I was just amazed about how much I've learned since joining TFA and working in Nashville. Not just teaching and education knowledge, but knowledge about our country's cultural and social history and the consequences of our past. Ever since desegregation the wealthier white families have moved out of the cities and into the suburbs. There's almost a constant exodus of wealthy white people as more immigrants or black people invade or "pollute" their spaces.
I'm sure I've learned this before, but until now it has not been so real. I haven't experienced first-hand the major consequences of this modern day segregation. What disturbs me the most is that the wealthier white suburbanites are stereotypically the most outspoken Christians. And it's SO un-christian-like to not care for the poor. There's this notion of the American Dream being a state that you can do whatever you want to become successful and just forget about everyone else. If anyone disrupts your way of life, then just avoid them. How can you live your life as if we're not all in this together? We have a responsibility to care for the poor and carry each other's burdens.
This is kind of funny coming from me considering my thoughts and sentiments this past month. I've had a total of 9 snow days so far, and except for yesterday my second semester back hasn't been any better than the last. I've even had a lot of thoughts like, "These kids aren't worth my time". I've been frustrated beyond belief with the amount of work I put in just to get it thrown back in my face with an "I don't give a f***!"

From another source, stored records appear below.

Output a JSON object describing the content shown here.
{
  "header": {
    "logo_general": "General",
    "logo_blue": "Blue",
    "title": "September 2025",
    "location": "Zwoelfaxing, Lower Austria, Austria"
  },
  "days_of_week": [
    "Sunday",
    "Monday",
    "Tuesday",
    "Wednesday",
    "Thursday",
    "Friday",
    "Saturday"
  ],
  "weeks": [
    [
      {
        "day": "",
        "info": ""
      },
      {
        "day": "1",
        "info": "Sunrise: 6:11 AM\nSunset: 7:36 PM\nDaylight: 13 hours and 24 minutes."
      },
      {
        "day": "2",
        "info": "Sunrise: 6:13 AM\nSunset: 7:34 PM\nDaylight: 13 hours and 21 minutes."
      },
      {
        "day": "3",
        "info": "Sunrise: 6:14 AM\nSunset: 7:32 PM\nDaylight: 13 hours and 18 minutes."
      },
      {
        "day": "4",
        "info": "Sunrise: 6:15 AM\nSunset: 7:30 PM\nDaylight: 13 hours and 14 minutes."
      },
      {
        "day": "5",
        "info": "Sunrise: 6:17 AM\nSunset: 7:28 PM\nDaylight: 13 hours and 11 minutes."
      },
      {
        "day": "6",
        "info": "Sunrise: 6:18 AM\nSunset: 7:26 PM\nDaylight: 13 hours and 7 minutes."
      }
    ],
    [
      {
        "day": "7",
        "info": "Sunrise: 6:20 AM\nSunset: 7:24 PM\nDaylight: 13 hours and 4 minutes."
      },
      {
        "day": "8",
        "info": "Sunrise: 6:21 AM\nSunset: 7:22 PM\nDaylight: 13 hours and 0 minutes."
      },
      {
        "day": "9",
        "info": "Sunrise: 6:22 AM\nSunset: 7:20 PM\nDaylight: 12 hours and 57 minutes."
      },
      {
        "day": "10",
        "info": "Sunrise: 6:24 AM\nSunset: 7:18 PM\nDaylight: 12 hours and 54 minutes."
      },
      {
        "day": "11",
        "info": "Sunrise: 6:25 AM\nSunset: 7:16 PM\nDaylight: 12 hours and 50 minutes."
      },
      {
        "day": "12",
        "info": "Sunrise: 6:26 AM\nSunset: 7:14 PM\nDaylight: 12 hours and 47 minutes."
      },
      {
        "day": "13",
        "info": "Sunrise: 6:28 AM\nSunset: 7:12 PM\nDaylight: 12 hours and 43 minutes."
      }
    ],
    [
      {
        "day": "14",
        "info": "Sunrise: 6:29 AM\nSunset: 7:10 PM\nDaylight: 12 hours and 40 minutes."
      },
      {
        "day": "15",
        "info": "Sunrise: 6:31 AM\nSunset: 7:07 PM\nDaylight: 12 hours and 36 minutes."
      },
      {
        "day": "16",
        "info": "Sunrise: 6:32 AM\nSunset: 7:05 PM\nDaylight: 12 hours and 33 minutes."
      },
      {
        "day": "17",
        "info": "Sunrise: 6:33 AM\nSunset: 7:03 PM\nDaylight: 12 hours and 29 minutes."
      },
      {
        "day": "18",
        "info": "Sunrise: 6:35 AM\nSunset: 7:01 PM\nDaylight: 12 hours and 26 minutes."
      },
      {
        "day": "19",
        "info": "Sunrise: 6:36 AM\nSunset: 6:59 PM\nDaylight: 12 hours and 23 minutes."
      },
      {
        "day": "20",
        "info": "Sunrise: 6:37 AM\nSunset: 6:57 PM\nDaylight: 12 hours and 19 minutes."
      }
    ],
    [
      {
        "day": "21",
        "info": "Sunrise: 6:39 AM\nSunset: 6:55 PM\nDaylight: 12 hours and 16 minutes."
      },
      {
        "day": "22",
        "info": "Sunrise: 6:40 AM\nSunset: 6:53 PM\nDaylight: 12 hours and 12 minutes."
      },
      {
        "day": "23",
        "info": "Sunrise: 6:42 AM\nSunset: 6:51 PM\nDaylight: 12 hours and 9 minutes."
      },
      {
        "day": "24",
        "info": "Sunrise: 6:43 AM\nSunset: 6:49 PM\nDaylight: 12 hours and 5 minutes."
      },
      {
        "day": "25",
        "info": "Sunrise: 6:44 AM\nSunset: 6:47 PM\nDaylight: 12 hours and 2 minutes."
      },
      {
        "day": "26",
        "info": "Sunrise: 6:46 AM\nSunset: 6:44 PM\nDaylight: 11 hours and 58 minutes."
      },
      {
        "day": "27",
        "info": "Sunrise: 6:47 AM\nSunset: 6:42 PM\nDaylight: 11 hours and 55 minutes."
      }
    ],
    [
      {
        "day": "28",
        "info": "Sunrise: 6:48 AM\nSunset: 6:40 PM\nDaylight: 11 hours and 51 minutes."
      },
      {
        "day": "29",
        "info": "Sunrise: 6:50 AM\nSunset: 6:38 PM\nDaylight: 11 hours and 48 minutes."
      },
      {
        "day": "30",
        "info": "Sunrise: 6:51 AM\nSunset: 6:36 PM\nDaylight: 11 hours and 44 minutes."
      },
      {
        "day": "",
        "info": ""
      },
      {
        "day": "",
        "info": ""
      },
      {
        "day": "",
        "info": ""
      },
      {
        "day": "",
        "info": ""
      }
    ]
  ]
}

It's crazy how much I have to remind myself that their disrespect and utterly disgusting behavior is a product of their situations and environment. At this point in a kid's life, you have to be careful with how much you attribute their behavior to intentional thought and pure malice. In fact, today gives a pretty good example of the type of environment many of my students live in. Some girls were arrested on campus today right after school for fighting. We only found out later that the two girls that "ganged" this other girl were getting a ride back home from one of their moms when the mom turned her car around right outside the school just to escort the girls straight to their target. This parent is essentially on the level of her adolescent children. Can you imagine teenagers raising teenagers? That's these kids' lives.
So if you might not totally agree with what I wrote, take into account who this is coming from. If anyone has been disgusted or appalled by a group of people, I have. I think what's even more frustrating is how long it takes for change. It's very likely that any significant change in my students might not happen until years after I can influence them.
I had a good day today though. Two days ago I was up late and loosing sleep revamping and preparing for the next day's lessons. I had just had an observation meeting with my program director and we came up with a plan to improve my lesson planning and to focus on better student practice. So I was pretty excited about this meiosis modeling activity I got together for my biology class (after shopping for pipe cleaners and cutting up straws), and we were going to demonstrate electric shielding with our cell phones in my conceptual physics class.
Well nothing I could do the following day was going to get my kids to even pay attention. My honors biology students like to laugh at the fact I try to teach them like I do. And my conceptual physics students harbor resentment toward me because most of them say it's too boring. But I have a pretty good guy to talk to that teaches next to my room that I was able to vent to after school, and I was able to let it go. The next day (today) with my B day conceptual physics students went really well, especially compared to yesterday. I was able to get through everything I planned, and I think my students enjoyed it. And I was able to assess each class for what they learned that day. That was one of the improvements I decided to make.
God grant me
The courage to change the things I can
The serenity to accept the things I can't
And the wisdom to discern the difference
Thanks for the post buddy. This coming from Mr. C teaching about one hundred yards away -- and dealing with many the same circumstances!